Tour Hiccup: Delivery of POY Ballots Delayed
By Stephanie Wei under PGA Tour

Dude, who are you voting for Player of the Year?

Congrats, Luke, for winning at Disney and the money title! Oh, wait. Sorry, Luke, the PGA Tour season isn’t actually over yet. Even though you were told it was and you put on a ridiculously clutch performance on Sunday to gain an edge in the Player of the Year race, there’s actually another tournament left: The HSBC Champions, a World Golf Championship event, in Shanghai, China, next week, which counts as an official PGA Tour event if a Tour player wins it.

Tour officials originally told the media that since the money title had been clinched and the season had ended, they would be mailing out POY ballots to players either Monday or Tuesday. Not so fast! Apparently the Tour itself isn’t aware when its season is actually over.

A reporter had to point out that there were still two semi-official events in Asia left, prompting the Tour to delay the delivery of the ballots by two weeks, according to CBSSports.com’s Steve Elling:

The gaffe apparently was pointed out to the tour by a beat reporter on Monday who noted that because two quasi-official Asian events set for the next two weeks were moved back after Disney on this season’s lineup card, a handful of players still in the mix for top-player and top-rookie honors should be given the opportunity to make a last splash before ballots were mailed. A tour communications official said he could not speak to “the timing or what prompted the change.”

So now we get two more weeks of the season that never ends, a full fortnight of more hype, last-ditch Hail Marys and potentially ballot-bending accomplishments. Against fields that are one-half and one-third the size of a regular-season event.

This week’s event in Malaysia and next week’s HSBC Champions event in China are sanctioned by the PGA Tour, but fall into weird classification cracks. The money on the two limited-field cash grabs is unofficial, but the tour last year designated the HSBC as counting as an official tournament victory … if it’s claimed by a member of the PGA Tour.

Got it?

That means that for entrants like Keegan Bradley, one of seven players tied with a tour-high two wins this season, will get another chance to become the first player to collect a trio of titles. Masters winner Charl Schwartzel is also expected to play, and a victory could mean he gets a few PoY votes, too, or closes in on Bradley for the tour’s top-rookie honors.

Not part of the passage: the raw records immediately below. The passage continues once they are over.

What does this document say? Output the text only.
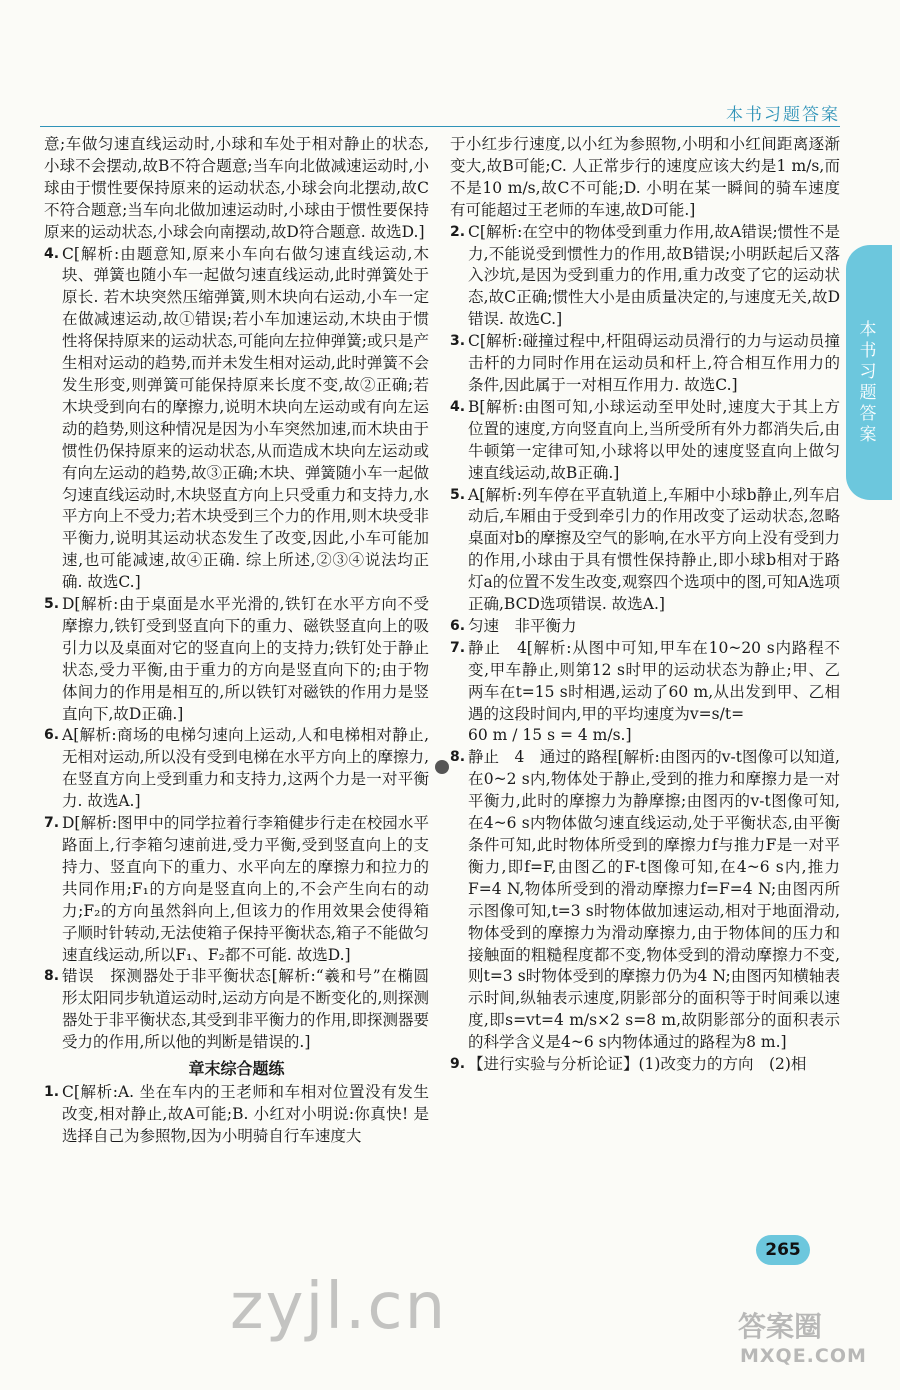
本书习题答案
本书习题答案

意;车做匀速直线运动时,小球和车处于相对静止的状态,小球不会摆动,故B不符合题意;当车向北做减速运动时,小球由于惯性要保持原来的运动状态,小球会向北摆动,故C不符合题意;当车向北做加速运动时,小球由于惯性要保持原来的运动状态,小球会向南摆动,故D符合题意. 故选D.]

4. C[解析:由题意知,原来小车向右做匀速直线运动,木块、弹簧也随小车一起做匀速直线运动,此时弹簧处于原长. 若木块突然压缩弹簧,则木块向右运动,小车一定在做减速运动,故①错误;若小车加速运动,木块由于惯性将保持原来的运动状态,可能向左拉伸弹簧;或只是产生相对运动的趋势,而并未发生相对运动,此时弹簧不会发生形变,则弹簧可能保持原来长度不变,故②正确;若木块受到向右的摩擦力,说明木块向左运动或有向左运动的趋势,则这种情况是因为小车突然加速,而木块由于惯性仍保持原来的运动状态,从而造成木块向左运动或有向左运动的趋势,故③正确;木块、弹簧随小车一起做匀速直线运动时,木块竖直方向上只受重力和支持力,水平方向上不受力;若木块受到三个力的作用,则木块受非平衡力,说明其运动状态发生了改变,因此,小车可能加速,也可能减速,故④正确. 综上所述,②③④说法均正确. 故选C.]
5. D[解析:由于桌面是水平光滑的,铁钉在水平方向不受摩擦力,铁钉受到竖直向下的重力、磁铁竖直向上的吸引力以及桌面对它的竖直向上的支持力;铁钉处于静止状态,受力平衡,由于重力的方向是竖直向下的;由于物体间力的作用是相互的,所以铁钉对磁铁的作用力是竖直向下,故D正确.]
6. A[解析:商场的电梯匀速向上运动,人和电梯相对静止,无相对运动,所以没有受到电梯在水平方向上的摩擦力,在竖直方向上受到重力和支持力,这两个力是一对平衡力. 故选A.]
7. D[解析:图甲中的同学拉着行李箱健步行走在校园水平路面上,行李箱匀速前进,受力平衡,受到竖直向上的支持力、竖直向下的重力、水平向左的摩擦力和拉力的共同作用;F₁的方向是竖直向上的,不会产生向右的动力;F₂的方向虽然斜向上,但该力的作用效果会使得箱子顺时针转动,无法使箱子保持平衡状态,箱子不能做匀速直线运动,所以F₁、F₂都不可能. 故选D.]
8. 错误　探测器处于非平衡状态[解析:“羲和号”在椭圆形太阳同步轨道运动时,运动方向是不断变化的,则探测器处于非平衡状态,其受到非平衡力的作用,即探测器要受力的作用,所以他的判断是错误的.]
章末综合题练
1. C[解析:A. 坐在车内的王老师和车相对位置没有发生改变,相对静止,故A可能;B. 小红对小明说:你真快! 是选择自己为参照物,因为小明骑自行车速度大

于小红步行速度,以小红为参照物,小明和小红间距离逐渐变大,故B可能;C. 人正常步行的速度应该大约是1 m/s,而不是10 m/s,故C不可能;D. 小明在某一瞬间的骑车速度有可能超过王老师的车速,故D可能.]

2. C[解析:在空中的物体受到重力作用,故A错误;惯性不是力,不能说受到惯性力的作用,故B错误;小明跃起后又落入沙坑,是因为受到重力的作用,重力改变了它的运动状态,故C正确;惯性大小是由质量决定的,与速度无关,故D错误. 故选C.]
3. C[解析:碰撞过程中,杆阻碍运动员滑行的力与运动员撞击杆的力同时作用在运动员和杆上,符合相互作用力的条件,因此属于一对相互作用力. 故选C.]
4. B[解析:由图可知,小球运动至甲处时,速度大于其上方位置的速度,方向竖直向上,当所受所有外力都消失后,由牛顿第一定律可知,小球将以甲处的速度竖直向上做匀速直线运动,故B正确.]
5. A[解析:列车停在平直轨道上,车厢中小球b静止,列车启动后,车厢由于受到牵引力的作用改变了运动状态,忽略桌面对b的摩擦及空气的影响,在水平方向上没有受到力的作用,小球由于具有惯性保持静止,即小球b相对于路灯a的位置不发生改变,观察四个选项中的图,可知A选项正确,BCD选项错误. 故选A.]
6. 匀速　非平衡力
7. 静止　4[解析:从图中可知,甲车在10~20 s内路程不变,甲车静止,则第12 s时甲的运动状态为静止;甲、乙两车在t=15 s时相遇,运动了60 m,从出发到甲、乙相遇的这段时间内,甲的平均速度为v=s/t=

60 m / 15 s = 4 m/s.]

8. 静止　4　通过的路程[解析:由图丙的v-t图像可以知道,在0~2 s内,物体处于静止,受到的推力和摩擦力是一对平衡力,此时的摩擦力为静摩擦;由图丙的v-t图像可知,在4~6 s内物体做匀速直线运动,处于平衡状态,由平衡条件可知,此时物体所受到的摩擦力f与推力F是一对平衡力,即f=F,由图乙的F-t图像可知,在4~6 s内,推力F=4 N,物体所受到的滑动摩擦力f=F=4 N;由图丙所示图像可知,t=3 s时物体做加速运动,相对于地面滑动,物体受到的摩擦力为滑动摩擦力,由于物体间的压力和接触面的粗糙程度都不变,物体受到的滑动摩擦力不变,则t=3 s时物体受到的摩擦力仍为4 N;由图丙知横轴表示时间,纵轴表示速度,阴影部分的面积等于时间乘以速度,即s=vt=4 m/s×2 s=8 m,故阴影部分的面积表示的科学含义是4~6 s内物体通过的路程为8 m.]
9. 【进行实验与分析论证】(1)改变力的方向　(2)相
265
zyjl.cn	答案圈
MXQE.COM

Nothing wrong with that – though it should have been noticed and noted before Monday.

/golf clap

Here’s the explanation from Ponte Vedra, via the AP’s Doug Ferguson:

“It’s important because it’s an official win for a member, and that should hold the ballot open,” said Andy Pazder, the Tour’s chief of operations. “When we send out the ballot, we have a brief summary of the player’s year on the PGA Tour. It would be a glaring omission if someone won the tournament and that wasn’t on there.”

“It could affect who’s on the ballot, and it could affect someone’s resume who is on the ballot,” Pazder said.

Keegan Bradley, who won twice in his rookie season, including the PGA Championship, is playing in China. So is Masters champ Charl Schwartzel. Donald has said he’d probably play if his wife Diane had given birth to their second child.

Point is, the outcome of Shanghai could possibly influence the ballot if Keegan or Charl wins.

Well, if I’m Luke Donald, I’m a tad annoyed by the situation, especially if I don’t win POY after skipping my off week to try to win the money title and then doing it until I was told that I actually hadn’t officially clinched it yet.

Funny — there seem to have been more mix-ups lately than usual (like the Justin Leonard 2012 status incident). Maybe that’s a testament to how darn complicated Ponte Vedra has to make everything. Or we can just chalk it up to the changing world of golf and the regulations that go along with it (but there’s no excuse for not knowing why Leonard was exempt).

Several veteran Tour pros told me that delaying the ballot won’t change their vote because most of them have their minds made up already. And their opinions have stayed consistent for quite a while.

From the pros I’ve spoken to, Luke seems to have the edge, but Keegan has a strong group of supporters and Webb Simpson has his fair share, too.

“It is two horse race and Keegan isn’t one of the horses,” said veteran Tour pro Joe Ogilvie. “Great year, but not close to Webb’s or Luke’s.”

Since Luke’s incredible rally Sunday is fresh in our minds, I’m guessing most of you would vote for him. So, what say you?